So, I've been unemployed for a few months now, and I'm now following a course to help me orient myself on the labor market. Or however you say such things in English.
Anyway, the first workshop was about skills/abilities - things you can learn and can do. So, not "being honest", but "determing priorities", or whatever.
Now, these things come with a LOT of homework. I've been working on the "big" part of my homework assignment for a few hours now, and I'm pretty much done... Except, now I'm stumped on the "lesser" part. The first part was going through a list of hundreds of skills and deciding which ones I possessed, and which ones I wanted to learn/grow in.
Now, the smaller part is putting them on a matrix of "how much do you like doing it" on one axis, and "how good are you at it" on the other. Some are obvious, but I'm really struggling with things I can but don't like, and things I don't have a good grasp of but might enjoy. There's plenty of things I can do, but there's fairly little I really enjoy doing (and there's still no jobs involving hiding away in blanket forts with bottles of whiskey at the moment, so, bah). Most importantly, I actively avoid doing things I'm not good at, and I almost always at least somewhat enjoy doing things I'm good at, simply because I'm good at them.

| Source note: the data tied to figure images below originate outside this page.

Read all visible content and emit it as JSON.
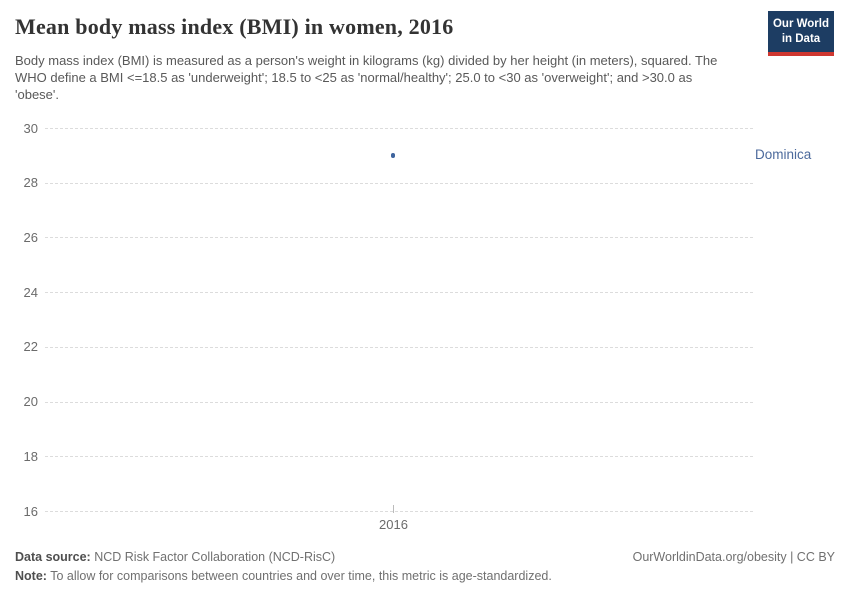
{
  "header": {
    "title": "Mean body mass index (BMI) in women, 2016",
    "subtitle": "Body mass index (BMI) is measured as a person's weight in kilograms (kg) divided by her height (in meters), squared. The WHO define a BMI <=18.5 as 'underweight'; 18.5 to <25 as 'normal/healthy'; 25.0 to <30 as 'overweight'; and >30.0 as 'obese'.",
    "logo": {
      "line1": "Our World",
      "line2": "in Data",
      "bg_color": "#1d3d63",
      "stripe_color": "#cf3730"
    }
  },
  "chart_data": {
    "type": "scatter",
    "title": "Mean body mass index (BMI) in women, 2016",
    "x": [
      2016
    ],
    "series": [
      {
        "name": "Dominica",
        "values": [
          29.0
        ],
        "color": "#3e649e"
      }
    ],
    "categories": [
      "2016"
    ],
    "xlabel": "",
    "ylabel": "",
    "ylim": [
      16,
      30
    ],
    "yticks": [
      16,
      18,
      20,
      22,
      24,
      26,
      28,
      30
    ],
    "xticks": [
      2016
    ],
    "grid": "horizontal-dashed",
    "legend_position": "entity-label-right",
    "entity_label": "Dominica",
    "entity_label_color": "#4c6a9c",
    "gridline_color": "#dcdcdc"
  },
  "footer": {
    "datasource_label": "Data source:",
    "datasource_value": " NCD Risk Factor Collaboration (NCD-RisC)",
    "attribution": "OurWorldinData.org/obesity | CC BY",
    "note_label": "Note:",
    "note_value": " To allow for comparisons between countries and over time, this metric is age-standardized."
  }
}
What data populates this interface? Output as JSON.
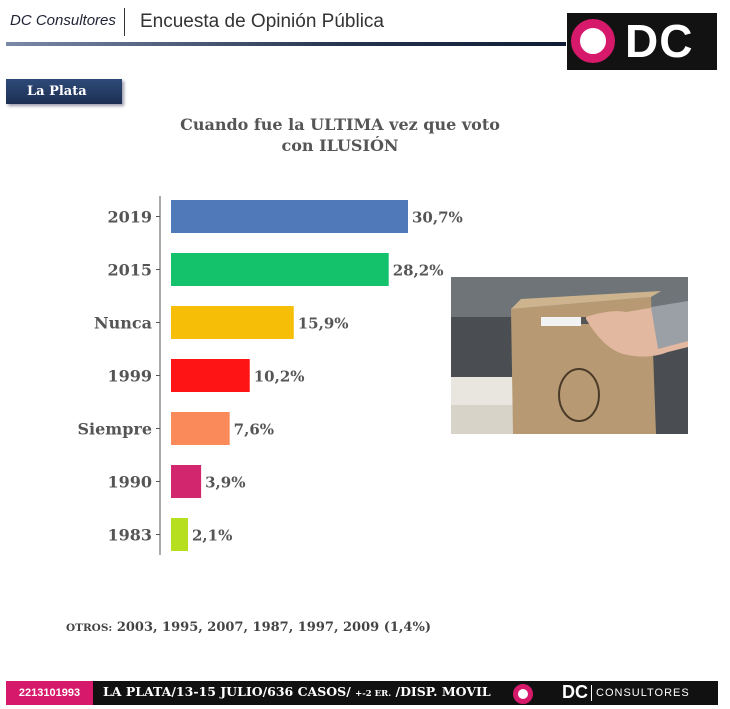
{
  "header": {
    "brand": "DC Consultores",
    "title": "Encuesta de Opinión Pública",
    "logo_text": "DC"
  },
  "region": "La Plata",
  "chart_data": {
    "type": "bar",
    "orientation": "horizontal",
    "title_line1": "Cuando fue la ULTIMA vez que voto",
    "title_line2": "con ILUSIÓN",
    "categories": [
      "2019",
      "2015",
      "Nunca",
      "1999",
      "Siempre",
      "1990",
      "1983"
    ],
    "values": [
      30.7,
      28.2,
      15.9,
      10.2,
      7.6,
      3.9,
      2.1
    ],
    "value_labels": [
      "30,7%",
      "28,2%",
      "15,9%",
      "10,2%",
      "7,6%",
      "3,9%",
      "2,1%"
    ],
    "colors": [
      "#4f79b9",
      "#13c26a",
      "#f6be06",
      "#ff1416",
      "#fa8a59",
      "#d2266f",
      "#b6e01f"
    ],
    "grid": false,
    "legend": "none"
  },
  "others": {
    "lead": "OTROS:",
    "text": "2003, 1995, 2007, 1987, 1997, 2009 (1,4%)"
  },
  "footer": {
    "phone": "2213101993",
    "info_main": "LA PLATA/13-15 JULIO/636 CASOS/",
    "info_err": "+-2 ER.",
    "info_tail": "/DISP. MOVIL",
    "logo_dc": "DC",
    "logo_cons": "CONSULTORES"
  },
  "colors": {
    "magenta": "#d7196b",
    "navy": "#1c2f52"
  },
  "photo": {
    "icon": "ballot-box-photo"
  }
}
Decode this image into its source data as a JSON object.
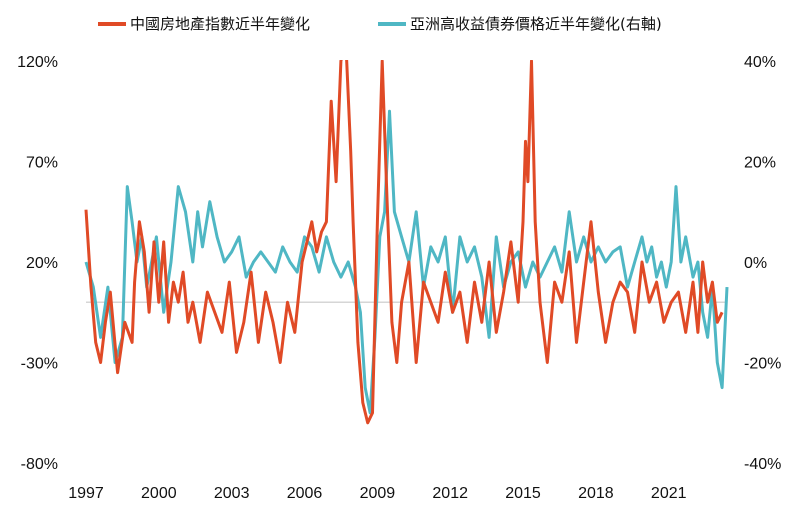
{
  "chart_data": {
    "type": "line",
    "title": "",
    "xlabel": "",
    "ylabel": "",
    "x_ticks": [
      "1997",
      "2000",
      "2003",
      "2006",
      "2009",
      "2012",
      "2015",
      "2018",
      "2021"
    ],
    "xlim": [
      1997.0,
      2023.4
    ],
    "ylim_left": [
      -80,
      120
    ],
    "ylim_right": [
      -40,
      40
    ],
    "y_ticks_left": [
      "120%",
      "70%",
      "20%",
      "-30%",
      "-80%"
    ],
    "y_ticks_right": [
      "40%",
      "20%",
      "0%",
      "-20%",
      "-40%"
    ],
    "reference_line_left": 0,
    "legend_position": "top",
    "colors": {
      "series_left": "#e04a26",
      "series_right": "#4fb7c4",
      "zero_line": "#c8c8c8"
    },
    "series": [
      {
        "name": "中國房地產指數近半年變化",
        "axis": "left",
        "x": [
          1997.0,
          1997.2,
          1997.4,
          1997.6,
          1997.8,
          1998.0,
          1998.3,
          1998.6,
          1998.9,
          1999.0,
          1999.2,
          1999.4,
          1999.6,
          1999.8,
          2000.0,
          2000.2,
          2000.4,
          2000.6,
          2000.8,
          2001.0,
          2001.2,
          2001.4,
          2001.7,
          2002.0,
          2002.3,
          2002.6,
          2002.9,
          2003.2,
          2003.5,
          2003.8,
          2004.1,
          2004.4,
          2004.7,
          2005.0,
          2005.3,
          2005.6,
          2005.9,
          2006.1,
          2006.3,
          2006.5,
          2006.7,
          2006.9,
          2007.1,
          2007.3,
          2007.5,
          2007.7,
          2007.9,
          2008.0,
          2008.2,
          2008.4,
          2008.6,
          2008.8,
          2009.0,
          2009.2,
          2009.4,
          2009.6,
          2009.8,
          2010.0,
          2010.3,
          2010.6,
          2010.9,
          2011.2,
          2011.5,
          2011.8,
          2012.1,
          2012.4,
          2012.7,
          2013.0,
          2013.3,
          2013.6,
          2013.9,
          2014.2,
          2014.5,
          2014.8,
          2015.0,
          2015.1,
          2015.2,
          2015.35,
          2015.5,
          2015.7,
          2016.0,
          2016.3,
          2016.6,
          2016.9,
          2017.2,
          2017.5,
          2017.8,
          2018.1,
          2018.4,
          2018.7,
          2019.0,
          2019.3,
          2019.6,
          2019.9,
          2020.2,
          2020.5,
          2020.8,
          2021.1,
          2021.4,
          2021.7,
          2022.0,
          2022.2,
          2022.4,
          2022.6,
          2022.8,
          2023.0,
          2023.2
        ],
        "values": [
          46,
          8,
          -20,
          -30,
          -10,
          5,
          -35,
          -10,
          -20,
          10,
          40,
          25,
          -5,
          30,
          0,
          30,
          -10,
          10,
          0,
          15,
          -10,
          0,
          -20,
          5,
          -5,
          -15,
          10,
          -25,
          -10,
          15,
          -20,
          5,
          -10,
          -30,
          0,
          -15,
          20,
          30,
          40,
          25,
          35,
          40,
          100,
          60,
          120,
          130,
          75,
          40,
          -20,
          -50,
          -60,
          -55,
          40,
          120,
          50,
          -10,
          -30,
          0,
          20,
          -30,
          10,
          0,
          -10,
          15,
          -5,
          5,
          -20,
          10,
          -10,
          20,
          -15,
          5,
          30,
          0,
          40,
          80,
          60,
          120,
          40,
          0,
          -30,
          10,
          0,
          25,
          -20,
          10,
          40,
          5,
          -20,
          0,
          10,
          5,
          -15,
          20,
          0,
          10,
          -10,
          0,
          5,
          -15,
          10,
          -15,
          20,
          0,
          10,
          -10,
          -5
        ]
      },
      {
        "name": "亞洲高收益債券價格近半年變化(右軸)",
        "axis": "right",
        "x": [
          1997.0,
          1997.3,
          1997.6,
          1997.9,
          1998.2,
          1998.5,
          1998.7,
          1998.9,
          1999.1,
          1999.3,
          1999.5,
          1999.7,
          1999.9,
          2000.2,
          2000.5,
          2000.8,
          2001.1,
          2001.4,
          2001.6,
          2001.8,
          2002.1,
          2002.4,
          2002.7,
          2003.0,
          2003.3,
          2003.6,
          2003.9,
          2004.2,
          2004.5,
          2004.8,
          2005.1,
          2005.4,
          2005.7,
          2006.0,
          2006.3,
          2006.6,
          2006.9,
          2007.2,
          2007.5,
          2007.8,
          2008.1,
          2008.3,
          2008.5,
          2008.7,
          2008.9,
          2009.1,
          2009.3,
          2009.5,
          2009.7,
          2010.0,
          2010.3,
          2010.6,
          2010.9,
          2011.2,
          2011.5,
          2011.8,
          2012.1,
          2012.4,
          2012.7,
          2013.0,
          2013.3,
          2013.6,
          2013.9,
          2014.2,
          2014.5,
          2014.8,
          2015.1,
          2015.4,
          2015.7,
          2016.0,
          2016.3,
          2016.6,
          2016.9,
          2017.2,
          2017.5,
          2017.8,
          2018.1,
          2018.4,
          2018.7,
          2019.0,
          2019.3,
          2019.6,
          2019.9,
          2020.1,
          2020.3,
          2020.5,
          2020.7,
          2020.9,
          2021.1,
          2021.3,
          2021.5,
          2021.7,
          2022.0,
          2022.2,
          2022.4,
          2022.6,
          2022.8,
          2023.0,
          2023.2,
          2023.4
        ],
        "values": [
          0,
          -5,
          -15,
          -5,
          -20,
          -15,
          15,
          8,
          0,
          5,
          -5,
          0,
          5,
          -10,
          0,
          15,
          10,
          0,
          10,
          3,
          12,
          5,
          0,
          2,
          5,
          -3,
          0,
          2,
          0,
          -2,
          3,
          0,
          -2,
          5,
          3,
          -2,
          5,
          0,
          -3,
          0,
          -5,
          -10,
          -25,
          -30,
          -15,
          5,
          10,
          30,
          10,
          5,
          0,
          10,
          -5,
          3,
          0,
          5,
          -10,
          5,
          0,
          3,
          -3,
          -15,
          5,
          -5,
          0,
          2,
          -5,
          0,
          -3,
          0,
          3,
          -2,
          10,
          0,
          5,
          0,
          3,
          0,
          2,
          3,
          -5,
          0,
          5,
          0,
          3,
          -3,
          0,
          -5,
          0,
          15,
          0,
          5,
          -3,
          0,
          -10,
          -15,
          -5,
          -20,
          -25,
          -5
        ]
      }
    ]
  }
}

The skills you can but don't like are called the "burnout cards" and are, of course, to be avoided...And considering how close to a burnout I was when I got fired, I'm pretty sure this is partly due to doing stuff I didn't actually enjoy...Except I really can't tell. this may be a problem in my head, but I'm really having trouble distinguishing things. No, I don't enjoy doing data input. but I'm good at it, and I don't mind it, and it's something that's regularly really useful and saves a lot of time down the line. I'm not particularly enthralled writing working procedures, but I'm fairly good at it and I don't mind. There's literally not a single skill on there I'm good at and hate doing - if I hate it, I've never learned it. And, vice versa, if I'm no good at it, I don't like doing it, even if I might learn to like it later on. This exercise really goes straight to where my problem lies with looking for a new job.